March Edition of GroundWire

Here we are April already, and I am just getting around to posting this up. Oh well, it is still available, though! And the edition was produced by a station near and dear to my heart, in my old stomping grounds, CHSR in Fredericton. The March 2009 Edition of GroundWire is available for listening online!
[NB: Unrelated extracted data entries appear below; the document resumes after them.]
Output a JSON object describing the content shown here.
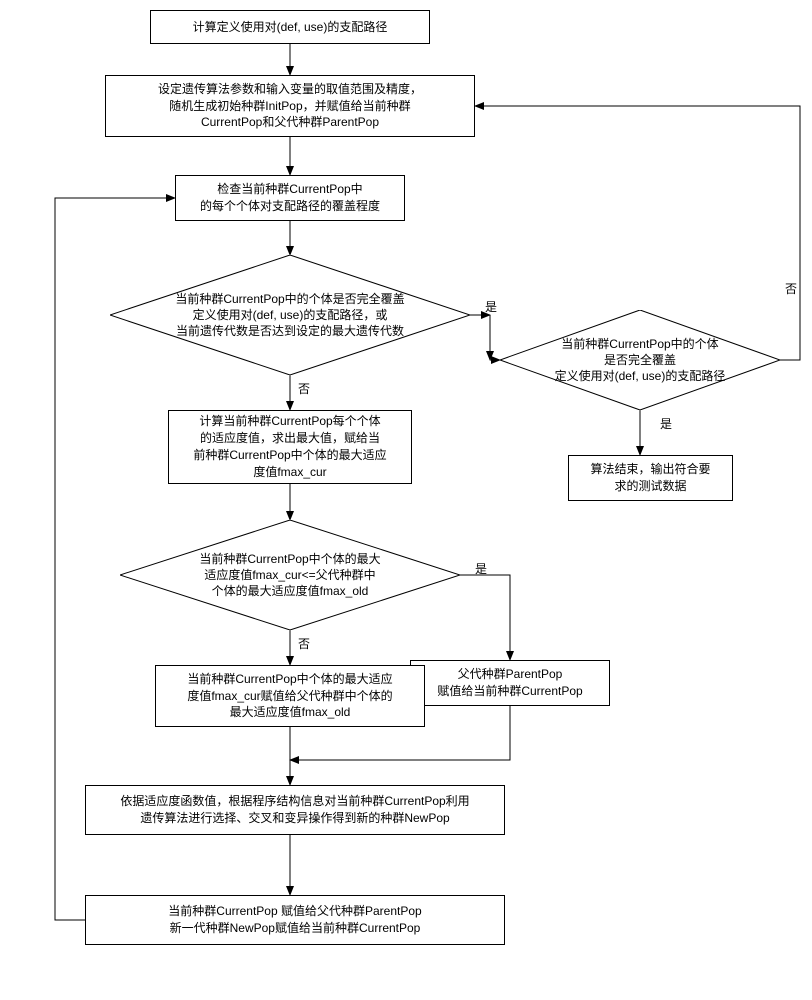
{
  "nodes": {
    "n1": "计算定义使用对(def, use)的支配路径",
    "n2": "设定遗传算法参数和输入变量的取值范围及精度，\n随机生成初始种群InitPop，并赋值给当前种群\nCurrentPop和父代种群ParentPop",
    "n3": "检查当前种群CurrentPop中\n的每个个体对支配路径的覆盖程度",
    "d1": "当前种群CurrentPop中的个体是否完全覆盖\n定义使用对(def, use)的支配路径，或\n当前遗传代数是否达到设定的最大遗传代数",
    "d2": "当前种群CurrentPop中的个体\n是否完全覆盖\n定义使用对(def, use)的支配路径",
    "n4": "计算当前种群CurrentPop每个个体\n的适应度值，求出最大值，赋给当\n前种群CurrentPop中个体的最大适应\n度值fmax_cur",
    "n5": "算法结束，输出符合要\n求的测试数据",
    "d3": "当前种群CurrentPop中个体的最大\n适应度值fmax_cur<=父代种群中\n个体的最大适应度值fmax_old",
    "n6": "父代种群ParentPop\n赋值给当前种群CurrentPop",
    "n7": "当前种群CurrentPop中个体的最大适应\n度值fmax_cur赋值给父代种群中个体的\n最大适应度值fmax_old",
    "n8": "依据适应度函数值，根据程序结构信息对当前种群CurrentPop利用\n遗传算法进行选择、交叉和变异操作得到新的种群NewPop",
    "n9": "当前种群CurrentPop 赋值给父代种群ParentPop\n新一代种群NewPop赋值给当前种群CurrentPop"
  },
  "labels": {
    "yes": "是",
    "no": "否"
  }
}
GroundWire is a monthly dose of grassroots independent journalism from the campus community radio sector of Canada and a project of the National Campus and Community Radio Association.

Features:

  • Three Mohawk women assaulted by Canadian Border Services Agency near Cornwall attempt to press charges. Tariq Jeeroburkhan, CKUT, Montreal.
  • The Mohawk traditional council demonstrates in Ottawa, declaring First Nations rights for protecting Mother Earth are not being respected. Britt Wray, CKUT, Montreal.
  • Justice Served Cold: four defendants declare police and prison mistreatment, demanding dropped charges. David Parker, CKDU, Halifax.
  • Israeli Apartheid Week visits the Queen’s University campus in Kingston. Christopher Currie, CFRC, Kingston.

Station Report:

  • A special International Women’s Day program aired March 11th, organized by former CKLN volunteers, locked out last year. Carmelle Wilson, Toronto.

Headlines:

  • A former KGB officer has lost a major battle to stay in Canada. Jennifer Moreau, CJSF, Burnaby.
  • A Federal Court judge removed most of Adil Charkaoui’s current security certificate conditions. Tariq Jeeroburkhan, CKUT, Montreal.
  • Pro-choice advocates in New Brunswick are waiting on a decision for a lawsuit challenging the province’s illegal restrictions on publicly funded abortions. Carolyn Shapiro, CHSR, Fredericton.
  • In Toronto on March 7th, over one thousand women rallied and marched for good jobs for women and to speak out against the federal government’s response to the recession. Kristin Schwartz, Toronto.

The March edition of GroundWire was produced by CHSR in Fredericton. CHSR took part in a GroundWire production training at CKDU in Halifax. GroundWire will also be doing multiple trainings at the NCRC conference in Montreal, June 7 to 12, 2009.